Auctions with Heterogeneous Items and Budget Limits

TL;DR

This paper investigates the design of auction mechanisms with heterogeneous items and budget constraints, establishing impossibility results for deterministic mechanisms and providing randomized solutions under certain conditions.

Contribution

It demonstrates fundamental limitations of deterministic mechanisms in complex auction settings and introduces randomized mechanisms that achieve desired properties for specific cases.

Findings

No deterministic mechanism exists for divisible items with these properties.

Randomized mechanisms can achieve the properties for indivisible items with single-dimensional valuations.
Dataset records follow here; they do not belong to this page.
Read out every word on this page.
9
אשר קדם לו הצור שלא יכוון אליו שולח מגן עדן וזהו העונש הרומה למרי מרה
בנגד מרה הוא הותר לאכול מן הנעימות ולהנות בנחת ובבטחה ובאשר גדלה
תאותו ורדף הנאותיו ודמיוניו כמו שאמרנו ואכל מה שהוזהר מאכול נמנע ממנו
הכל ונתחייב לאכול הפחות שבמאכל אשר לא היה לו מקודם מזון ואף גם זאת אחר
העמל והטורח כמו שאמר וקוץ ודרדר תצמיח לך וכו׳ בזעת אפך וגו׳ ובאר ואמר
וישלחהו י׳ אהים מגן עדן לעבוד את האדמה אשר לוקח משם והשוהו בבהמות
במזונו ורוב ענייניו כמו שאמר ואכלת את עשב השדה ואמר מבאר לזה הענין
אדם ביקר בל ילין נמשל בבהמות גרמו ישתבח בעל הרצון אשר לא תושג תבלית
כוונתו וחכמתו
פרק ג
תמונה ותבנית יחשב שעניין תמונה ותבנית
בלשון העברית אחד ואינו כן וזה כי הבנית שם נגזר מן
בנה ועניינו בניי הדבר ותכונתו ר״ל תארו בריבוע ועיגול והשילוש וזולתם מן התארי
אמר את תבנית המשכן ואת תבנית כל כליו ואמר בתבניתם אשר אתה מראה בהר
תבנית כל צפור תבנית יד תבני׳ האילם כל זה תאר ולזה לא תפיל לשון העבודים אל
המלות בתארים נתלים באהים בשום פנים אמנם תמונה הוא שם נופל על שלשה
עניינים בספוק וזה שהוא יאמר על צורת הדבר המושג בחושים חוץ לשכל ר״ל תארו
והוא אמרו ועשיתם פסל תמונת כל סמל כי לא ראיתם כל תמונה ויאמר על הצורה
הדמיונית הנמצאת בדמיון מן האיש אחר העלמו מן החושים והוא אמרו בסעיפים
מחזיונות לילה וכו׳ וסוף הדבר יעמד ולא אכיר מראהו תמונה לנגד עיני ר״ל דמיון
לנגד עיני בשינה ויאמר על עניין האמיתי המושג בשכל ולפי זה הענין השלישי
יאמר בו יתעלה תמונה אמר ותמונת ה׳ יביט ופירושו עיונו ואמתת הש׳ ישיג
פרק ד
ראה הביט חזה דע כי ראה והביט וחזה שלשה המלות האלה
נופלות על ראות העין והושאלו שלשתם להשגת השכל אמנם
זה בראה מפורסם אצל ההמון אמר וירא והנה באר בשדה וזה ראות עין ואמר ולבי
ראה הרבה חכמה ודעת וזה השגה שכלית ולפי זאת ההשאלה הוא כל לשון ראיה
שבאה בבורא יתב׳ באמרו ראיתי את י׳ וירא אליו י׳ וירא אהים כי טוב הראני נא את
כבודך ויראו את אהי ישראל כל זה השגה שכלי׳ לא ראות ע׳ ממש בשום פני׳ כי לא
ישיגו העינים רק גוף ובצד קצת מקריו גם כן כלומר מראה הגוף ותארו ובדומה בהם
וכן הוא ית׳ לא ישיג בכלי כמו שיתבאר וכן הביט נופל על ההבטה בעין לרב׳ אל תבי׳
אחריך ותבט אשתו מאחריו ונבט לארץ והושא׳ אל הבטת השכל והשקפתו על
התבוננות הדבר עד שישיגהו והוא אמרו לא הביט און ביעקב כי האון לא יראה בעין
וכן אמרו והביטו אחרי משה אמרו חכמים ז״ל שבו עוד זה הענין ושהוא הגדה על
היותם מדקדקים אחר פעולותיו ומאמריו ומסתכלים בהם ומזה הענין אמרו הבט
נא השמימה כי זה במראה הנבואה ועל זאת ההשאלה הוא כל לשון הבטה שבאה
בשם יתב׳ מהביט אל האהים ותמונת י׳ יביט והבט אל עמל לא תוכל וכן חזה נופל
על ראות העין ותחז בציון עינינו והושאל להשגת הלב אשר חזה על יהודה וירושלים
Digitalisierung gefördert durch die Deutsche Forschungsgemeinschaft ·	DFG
Impossibility results are independent of computational complexity.

Abstract

We study individual rational, Pareto optimal, and incentive compatible mechanisms for auctions with heterogeneous items and budget limits. For multi-dimensional valuations we show that there can be no deterministic mechanism with these properties for divisible items. We use this to show that there can also be no randomized mechanism that achieves this for either divisible or indivisible items. For single-dimensional valuations we show that there can be no deterministic mechanism with these properties for indivisible items, but that there is a randomized mechanism that achieves this for either divisible or indivisible items. The impossibility results hold for public budgets, while the mechanism allows private budgets, which is in both cases the harder variant to show. While all positive results are polynomial-time algorithms, all negative results hold independent of complexity considerations.